A British Library collection of LBC (London Broadcasting Company) tapes (C1438: LBC/IRN Archive) is currently being digitised and catalogued. It contains an impressive 7,804 items of LBC radio programming, circa 1973-1996. The collection contains an interview with Eva Hart (1905-1996), one of the very few remaining survivors of Titanic at the time of Grimm’s expedition. Her interview was broadcast on 17 August 1980.
At the age of seven, Eva had been a second-class passenger on Titanic alongside her mother and father. The family were emigrating from England to Canada and had all their belongings on board. Eva and her mother were rescued via lifeboat, but she tragically lost her father in the disaster. Before Eva boarded the lifeboat, Benjamin Hart told his daughter to be a good girl and hold her mother’s hand, a scene that was recreated in James Cameron’s 1997 blockbuster film Titanic. These were his last words to Eva. His body was never recovered or identified.
Above: Eva Hart (centre), with her father Benjamin (who perished on board Titanic) and her mother Esther, c. 1910s. Photograph from Wikipedia. Copyright: Public Domain.
Eva was living in East London in 1980. She talks in vivid detail about the night of the disaster to LBC presenter Rodney Bennett. Remembering the event ‘as if it were yesterday’, she describes the sinking of Titanic as ‘the most fantastically dreadful experience’. Interestingly, Eva’s mother had a premonition about the doomed ship in the days before the sinking.
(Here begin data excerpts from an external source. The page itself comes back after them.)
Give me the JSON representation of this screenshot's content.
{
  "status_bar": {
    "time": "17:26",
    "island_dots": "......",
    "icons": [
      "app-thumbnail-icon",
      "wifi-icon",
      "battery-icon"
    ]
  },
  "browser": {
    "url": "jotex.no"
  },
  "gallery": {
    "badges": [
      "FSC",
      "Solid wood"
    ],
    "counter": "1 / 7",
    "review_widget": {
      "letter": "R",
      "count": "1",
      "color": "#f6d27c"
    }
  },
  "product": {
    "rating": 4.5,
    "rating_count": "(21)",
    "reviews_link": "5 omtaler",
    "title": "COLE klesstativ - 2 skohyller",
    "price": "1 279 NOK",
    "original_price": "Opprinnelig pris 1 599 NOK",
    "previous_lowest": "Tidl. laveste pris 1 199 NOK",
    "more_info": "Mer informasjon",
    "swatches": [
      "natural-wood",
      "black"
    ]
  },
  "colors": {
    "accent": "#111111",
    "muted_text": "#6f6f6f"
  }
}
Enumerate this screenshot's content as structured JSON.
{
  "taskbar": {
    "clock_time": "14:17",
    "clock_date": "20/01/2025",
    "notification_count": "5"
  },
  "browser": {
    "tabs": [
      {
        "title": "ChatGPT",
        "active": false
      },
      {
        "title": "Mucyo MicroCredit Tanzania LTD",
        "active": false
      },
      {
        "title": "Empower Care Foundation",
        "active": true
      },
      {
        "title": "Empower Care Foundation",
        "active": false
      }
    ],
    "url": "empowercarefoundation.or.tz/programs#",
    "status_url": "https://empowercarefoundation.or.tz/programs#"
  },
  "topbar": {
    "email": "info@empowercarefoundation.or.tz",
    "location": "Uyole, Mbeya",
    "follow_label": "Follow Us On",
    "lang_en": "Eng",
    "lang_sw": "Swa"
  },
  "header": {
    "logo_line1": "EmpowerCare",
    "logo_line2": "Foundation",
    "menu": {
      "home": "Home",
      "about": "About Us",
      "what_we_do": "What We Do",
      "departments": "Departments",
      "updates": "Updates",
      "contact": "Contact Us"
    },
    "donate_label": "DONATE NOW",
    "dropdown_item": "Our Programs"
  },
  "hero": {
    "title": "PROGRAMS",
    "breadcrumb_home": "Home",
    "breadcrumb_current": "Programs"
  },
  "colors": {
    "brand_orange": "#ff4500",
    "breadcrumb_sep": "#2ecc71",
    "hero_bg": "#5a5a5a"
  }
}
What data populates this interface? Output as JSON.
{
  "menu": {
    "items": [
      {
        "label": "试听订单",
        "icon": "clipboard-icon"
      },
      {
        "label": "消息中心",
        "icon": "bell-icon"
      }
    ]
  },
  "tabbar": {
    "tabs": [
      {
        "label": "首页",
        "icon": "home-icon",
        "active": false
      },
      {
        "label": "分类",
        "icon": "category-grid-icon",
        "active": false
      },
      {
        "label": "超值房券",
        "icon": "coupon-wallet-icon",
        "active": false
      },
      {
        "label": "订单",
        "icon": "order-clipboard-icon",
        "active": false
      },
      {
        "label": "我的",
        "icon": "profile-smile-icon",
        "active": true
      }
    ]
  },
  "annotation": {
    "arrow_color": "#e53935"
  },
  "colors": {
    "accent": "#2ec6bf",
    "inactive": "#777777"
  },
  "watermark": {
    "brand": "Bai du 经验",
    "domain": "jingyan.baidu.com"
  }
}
Esther Hart had been uneasy throughout the sailing, and had been wide awake and fully dressed when the ship struck the iceberg. This was one of the reasons why they were able to reach the deck in time to board one of the lifeboats. Eva had been conscious of her mother’s fear leading up to the disaster, and this heightened her own fear at the time.
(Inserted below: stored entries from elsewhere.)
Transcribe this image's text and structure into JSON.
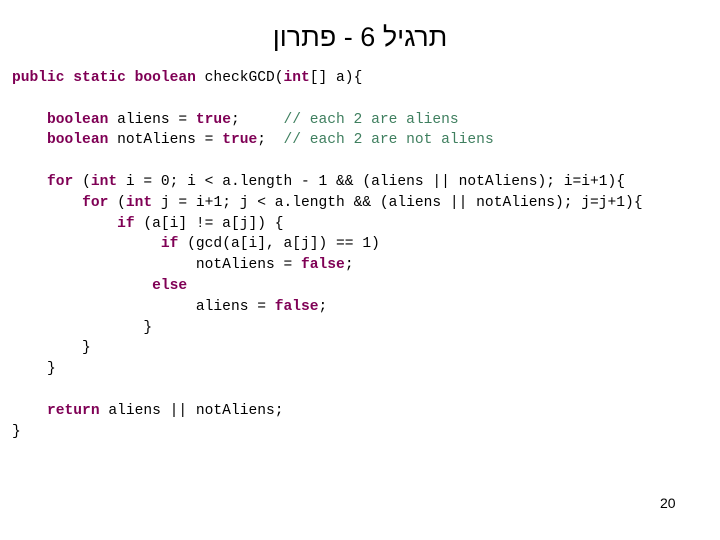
{
  "slide": {
    "title": "תרגיל 6 - פתרון",
    "page_number": "20",
    "colors": {
      "keyword": "#7F0055",
      "comment": "#3F7F5F",
      "text": "#000000"
    }
  },
  "code": {
    "lines": [
      [
        {
          "t": "public static boolean",
          "k": "kw"
        },
        {
          "t": " checkGCD("
        },
        {
          "t": "int",
          "k": "kw"
        },
        {
          "t": "[] a){"
        }
      ],
      [],
      [
        {
          "t": "    "
        },
        {
          "t": "boolean",
          "k": "kw"
        },
        {
          "t": " aliens = "
        },
        {
          "t": "true",
          "k": "kw"
        },
        {
          "t": ";     "
        },
        {
          "t": "// each 2 are aliens",
          "k": "cm"
        }
      ],
      [
        {
          "t": "    "
        },
        {
          "t": "boolean",
          "k": "kw"
        },
        {
          "t": " notAliens = "
        },
        {
          "t": "true",
          "k": "kw"
        },
        {
          "t": ";  "
        },
        {
          "t": "// each 2 are not aliens",
          "k": "cm"
        }
      ],
      [],
      [
        {
          "t": "    "
        },
        {
          "t": "for",
          "k": "kw"
        },
        {
          "t": " ("
        },
        {
          "t": "int",
          "k": "kw"
        },
        {
          "t": " i = 0; i < a.length - 1 && (aliens || notAliens); i=i+1){"
        }
      ],
      [
        {
          "t": "        "
        },
        {
          "t": "for",
          "k": "kw"
        },
        {
          "t": " ("
        },
        {
          "t": "int",
          "k": "kw"
        },
        {
          "t": " j = i+1; j < a.length && (aliens || notAliens); j=j+1){"
        }
      ],
      [
        {
          "t": "            "
        },
        {
          "t": "if",
          "k": "kw"
        },
        {
          "t": " (a[i] != a[j]) {"
        }
      ],
      [
        {
          "t": "                 "
        },
        {
          "t": "if",
          "k": "kw"
        },
        {
          "t": " (gcd(a[i], a[j]) == 1)"
        }
      ],
      [
        {
          "t": "                     notAliens = "
        },
        {
          "t": "false",
          "k": "kw"
        },
        {
          "t": ";"
        }
      ],
      [
        {
          "t": "                "
        },
        {
          "t": "else",
          "k": "kw"
        }
      ],
      [
        {
          "t": "                     aliens = "
        },
        {
          "t": "false",
          "k": "kw"
        },
        {
          "t": ";"
        }
      ],
      [
        {
          "t": "               }"
        }
      ],
      [
        {
          "t": "        }"
        }
      ],
      [
        {
          "t": "    }"
        }
      ],
      [],
      [
        {
          "t": "    "
        },
        {
          "t": "return",
          "k": "kw"
        },
        {
          "t": " aliens || notAliens;"
        }
      ],
      [
        {
          "t": "}"
        }
      ]
    ]
  }
}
Eva is against Grimm’s current search. She believes that if Titanic is found, it should be left where it is. In an excerpt from the end of the interview, she recognises that Titanic is an important historic relic, describing what she believes her reaction would be if she were to see it again.
Titanic is now protected by UNESCO and there have been no more attempts to raise it. Eva Hart’s recollection of the night of the sinking is harrowing, but puts events into a human perspective. It is understandable that she would want the shipwreck to remain undisturbed. The grave of her father has been at the bottom of the ocean for almost her entire lifetime.